Bryant will speak at 2 p.m. today in the Hall of Philosophy. His presentation is titled “How the Poor Can Save Capitalism: Delivering the Memo to a New Generation of Leaders.”
Bryant likened poor people never getting the “memo” of how free enterprise and capitalism work to someone going into school without any of the necessary tools or confidence to learn.
It doesn’t matter how smart they are — they will flunk because “you know you’re missing something. You know there’s something you should know that you don’t,” Bryant said. “That’s essentially what poverty is in the modern world.”
Bryant plans to redefine the long-held notion of what poverty means in his lecture, continuing with Week Two’s Interfaith Lecture Series theme, “With Economic Justice for All.”
He will also expand upon what it means to be poor in the U.S. today; poverty has a much broader definition than just a numerical amount of money, Bryant said.
“Fifty percent of all poverty is just low self-esteem,” he said. “It’s the inability to believe in yourself.”
A belief that he grew up poor and “personal guilt” inspired Bryant’s work. Because Bryant was raised in Compton in South Central Los Angeles, he assumed his family was poor. However, his mother told him she loved him every day of his life, and Bryant’s father owned a business for more than 50 years — inspiring Bryant to start a business when he was 10 and later equipping him with the necessary confidence to become financially successful. His childhood was filled with hope, lending him a sense of opportunity.
“I now realize there’s a big difference between being broke and being poor,” Bryant said, explaining “broke” is economic whereas “poor” is a state of mind.
Because Bryant got out of poverty, he assumed everyone else should be able to, too. His perspective shifted, however, after the Rodney King Riots of 1992. He thought the police officers who beat up King would go to jail, and when they were acquitted, it shook him.
“My life fell apart,” Bryant said. “My values fell apart. My faith in the American Dream fell apart. And I realized I had abandoned my own neighborhood.”
Bryant then founded Operation HOPE in 1992, and went on to advise the last three sitting U.S. presidents; he is now chairman of the Subcommittee on the Underserved and Community Empowerment for the U.S. President’s Advisory Council on Financial Capability. His work aims to empower poor people with bank accounts, confidence and the ability to understand the language of money, because without those tools, citizens are “economic slaves.”

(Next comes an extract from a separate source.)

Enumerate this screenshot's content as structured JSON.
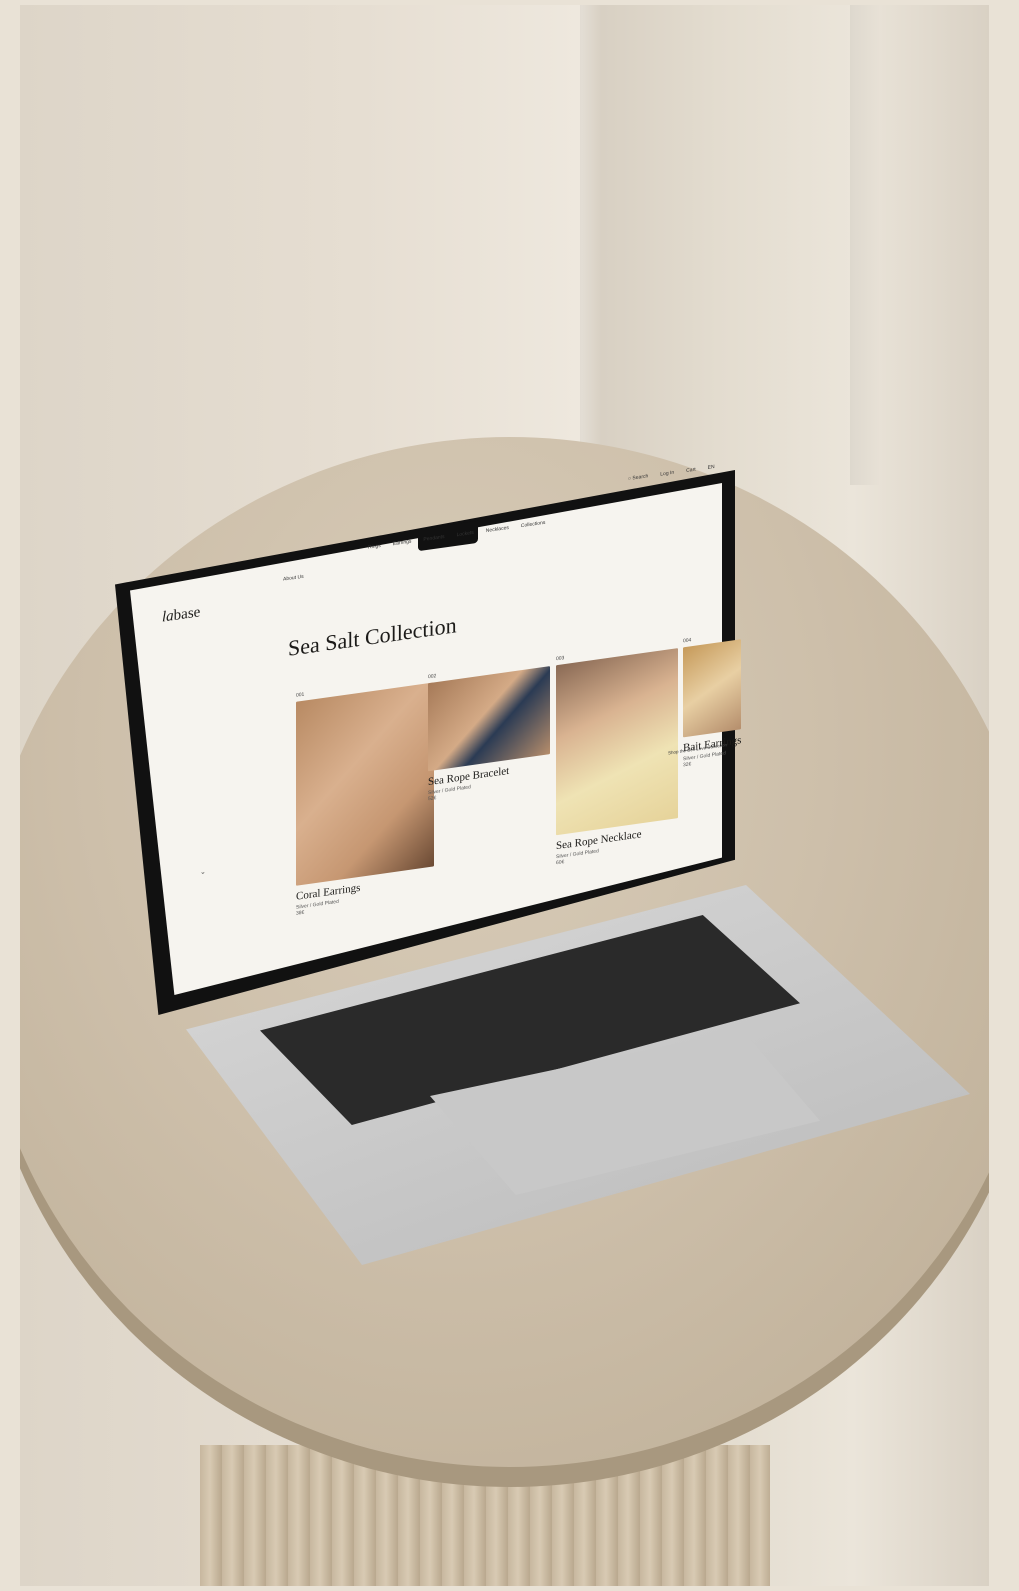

To tackle the issue of unbanked and underbanked citizens is to send a message and suggest the country is now dealing with the new form of Jim Crow, Bryant said.

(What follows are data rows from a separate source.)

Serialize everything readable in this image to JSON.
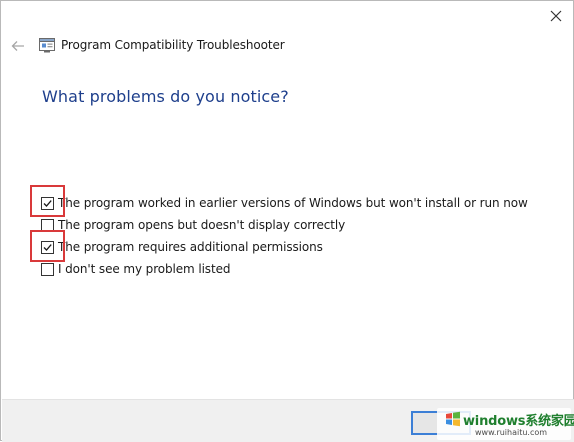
{
  "window": {
    "title": "Program Compatibility Troubleshooter"
  },
  "icons": {
    "close": "close-icon",
    "back": "back-arrow-icon",
    "app": "troubleshooter-icon"
  },
  "page": {
    "heading": "What problems do you notice?"
  },
  "options": [
    {
      "label": "The program worked in earlier versions of Windows but won't install or run now",
      "checked": true
    },
    {
      "label": "The program opens but doesn't display correctly",
      "checked": false
    },
    {
      "label": "The program requires additional permissions",
      "checked": true
    },
    {
      "label": "I don't see my problem listed",
      "checked": false
    }
  ],
  "footer": {
    "next_button": ""
  },
  "watermark": {
    "brand": "windows系统家园",
    "url": "www.ruihaitu.com"
  },
  "colors": {
    "heading": "#1e3f8c",
    "highlight": "#d9393a",
    "button_focus": "#3c7fd6"
  }
}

At the end of his book, How the Poor Can Save Capitalism: Rebuilding the Path to the Middle Class, Bryant outlines 20 solutions to remedy poverty — a “Marshall Plan for poor people.” It is the role both of the government and the individual to help people in poverty succeed, Bryant said.

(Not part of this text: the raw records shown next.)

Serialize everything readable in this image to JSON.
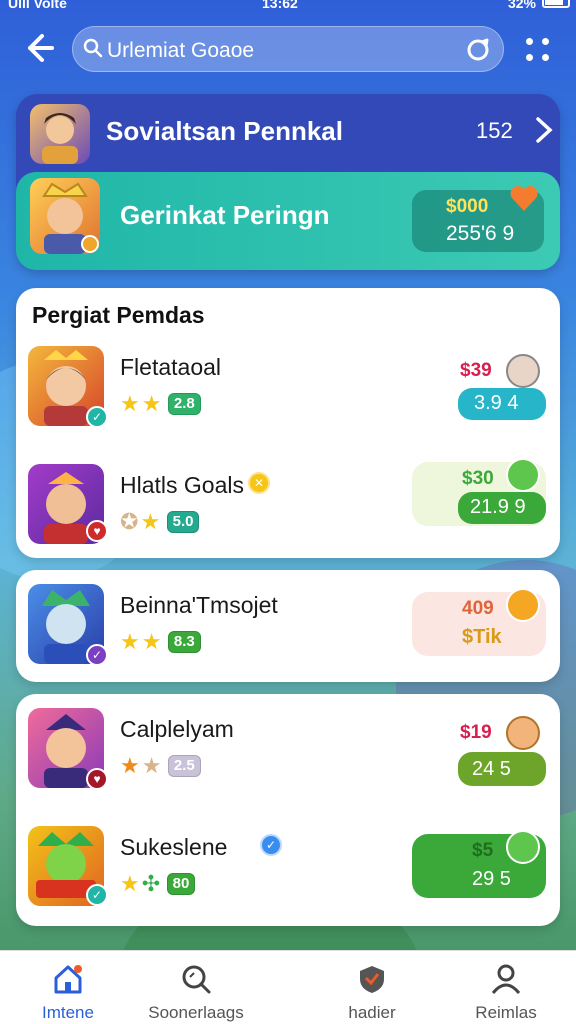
{
  "status_bar": {
    "left": "Ulll Volte",
    "time": "13:62",
    "right": "32%"
  },
  "search": {
    "value": "Urlemiat Goaoe"
  },
  "featured": {
    "title": "Sovialtsan Pennkal",
    "count": "152",
    "subtitle": "Gerinkat Peringn",
    "prize_amount": "$000",
    "prize_count": "255'6  9"
  },
  "section": {
    "title": "Pergiat Pemdas"
  },
  "games": [
    {
      "name": "Fletataoal",
      "rating": "2.8",
      "price": "$39",
      "price_sub": "3.9  4",
      "stars": [
        1,
        1
      ]
    },
    {
      "name": "Hlatls Goals",
      "rating": "5.0",
      "price": "$30",
      "price_sub": "21.9  9",
      "stars": [
        0.5,
        1
      ]
    },
    {
      "name": "Beinna'Tmsojet",
      "rating": "8.3",
      "price": "409",
      "price_sub": "$Tik",
      "stars": [
        1,
        1
      ]
    },
    {
      "name": "Calplelyam",
      "rating": "2.5",
      "price": "$19",
      "price_sub": "24  5",
      "stars": [
        1,
        0.5
      ]
    },
    {
      "name": "Sukeslene",
      "rating": "80",
      "price": "$5",
      "price_sub": "29  5",
      "stars": [
        1,
        0.5
      ]
    }
  ],
  "nav": [
    {
      "label": "Imtene",
      "icon": "home-icon"
    },
    {
      "label": "Soonerlaags",
      "icon": "search-icon"
    },
    {
      "label": "hadier",
      "icon": "shield-icon"
    },
    {
      "label": "Reimlas",
      "icon": "profile-icon"
    }
  ],
  "colors": {
    "accent_blue": "#2b5fd9",
    "teal": "#1fb6a8",
    "green": "#3ba83a",
    "price_red": "#d8204f"
  }
}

“Government must create an enabling environment, an empowering environment, to prosper,” he said. “We’ve got to get off our butts and move.”
Bryant sees reason for hope, because those living under the poverty line did not learn the language of money and then make financial mistakes; rather, they never learned the language at all, so the prospect of educating them is promising.
“It’s not like poor people got the memo and screwed up,” Bryant said. “They never got the memo ever.”